Editor’s note: This article was initially published in The Daily Gazette, Swarthmore’s online, daily newspaper founded in Fall 1996. As of Fall 2018, the DG has merged with The Phoenix. See the about page to read more about the DG.
Dr. John M. McLarnon III, author of Ruling Suburbia, spoke in Kohlberg Hall’s Scheuer Room on October 30 about the political machine of Delaware County and its legacy of corruption. Sharing stories from his book, McLarnon, a history professor at Millersville University, discussed the Republican powerhouse that has dominated Delaware County politics since the late 1800s, focusing mostly on the work of politician John McClure.
McLarnon claimed that McClure ran the county until the day he died and, when asked, said that nobody has come even close to running a machine like McClure did. He attributed the success of the political machine to McClure’s organization, strategic planning, parochialism, pandering to each district’s needs, electioneering, short-term limits, and maintaining strict control of all money.
“John McClure was not tied to any ideology; he was not a Republican, not a Democrat, not a Christian, not an atheist — he was a politician,” McLarnon said in reference to McClure’s ability to scheme and deceive whomever he needed to acquire or maintain power over Delaware County.
He compared Delaware County’s general lack of adherence to prohibition laws in the 1920s to how people ran the politics of the county at the time.

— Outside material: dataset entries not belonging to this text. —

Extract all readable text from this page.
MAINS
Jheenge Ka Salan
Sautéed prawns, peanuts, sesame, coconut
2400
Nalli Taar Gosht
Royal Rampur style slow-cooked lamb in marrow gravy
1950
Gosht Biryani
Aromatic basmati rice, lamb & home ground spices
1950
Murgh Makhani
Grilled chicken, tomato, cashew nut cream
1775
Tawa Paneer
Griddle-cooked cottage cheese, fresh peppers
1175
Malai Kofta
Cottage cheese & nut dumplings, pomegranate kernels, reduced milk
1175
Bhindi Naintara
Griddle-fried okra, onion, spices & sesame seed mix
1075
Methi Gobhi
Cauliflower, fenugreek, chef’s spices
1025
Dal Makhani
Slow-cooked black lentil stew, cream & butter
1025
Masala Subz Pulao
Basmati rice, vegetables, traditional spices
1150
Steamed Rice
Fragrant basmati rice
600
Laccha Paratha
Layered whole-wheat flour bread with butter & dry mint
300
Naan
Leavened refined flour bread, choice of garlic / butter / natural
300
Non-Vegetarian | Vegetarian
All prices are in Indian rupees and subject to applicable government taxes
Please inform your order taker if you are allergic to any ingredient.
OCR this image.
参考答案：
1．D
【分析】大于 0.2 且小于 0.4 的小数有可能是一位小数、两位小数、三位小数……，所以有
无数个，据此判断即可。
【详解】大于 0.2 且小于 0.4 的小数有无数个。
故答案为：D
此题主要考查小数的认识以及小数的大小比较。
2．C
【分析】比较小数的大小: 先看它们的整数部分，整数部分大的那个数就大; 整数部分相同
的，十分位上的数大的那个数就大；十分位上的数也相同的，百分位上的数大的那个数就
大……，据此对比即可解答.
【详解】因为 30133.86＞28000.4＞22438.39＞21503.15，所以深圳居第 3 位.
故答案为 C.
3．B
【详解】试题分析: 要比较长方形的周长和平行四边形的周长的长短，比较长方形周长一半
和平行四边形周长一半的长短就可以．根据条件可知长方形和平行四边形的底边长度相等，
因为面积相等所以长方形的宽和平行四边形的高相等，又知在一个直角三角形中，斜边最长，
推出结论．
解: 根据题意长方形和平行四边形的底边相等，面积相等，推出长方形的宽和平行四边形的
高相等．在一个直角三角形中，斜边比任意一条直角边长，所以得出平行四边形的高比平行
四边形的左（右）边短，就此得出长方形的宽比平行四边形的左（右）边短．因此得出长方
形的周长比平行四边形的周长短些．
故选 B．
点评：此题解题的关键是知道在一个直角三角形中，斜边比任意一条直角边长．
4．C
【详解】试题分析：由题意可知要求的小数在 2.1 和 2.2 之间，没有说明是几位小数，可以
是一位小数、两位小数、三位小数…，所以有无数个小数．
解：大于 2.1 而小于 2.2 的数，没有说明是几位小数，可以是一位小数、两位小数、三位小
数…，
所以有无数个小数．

McLarnon covered various scandals during the Prohibition period, including the 72 liquor licenses issued in the county in 1922, illegal alcohol trafficking in Chester, the numerous stills built along the Crum Creek and in the basement of Media’s courthouse, and inmates’ brewing their own whiskey in prison. Aside from Swarthmore, which strictly abided by the country’s Prohibition Act, Delaware County adopted a “local option” policy, which allowed each community to decide if alcohol would be permitted in the area.
McClure had planned to run for governor and then president before being arrested for bootlegging, McLarnon said. He added that McClure escaped conviction by spreading a false rumor that an epidemic of scarlet fever had broken out in the county and was affecting the families of the jury members. The vote quickly switched from mixed to a unanimous “not guilty,” due to the jury’s desire to hurry home and tend to their sick families.
Although McLarnon conceded that local corruption is much less widespread than it was in McClure’s day, some problems persist, such as vote buying in Chester. The problems of the county in the past, though, were much more severe and common.
When asked for advice from local Democrats in politics who want to address the county’s problems, he said, “What you need to see happen is what happened in Philadelphia: Get loyal Republican operatives to hang themselves. Rarely has a desire for a democratic two-party system been a high priority for Delaware County.”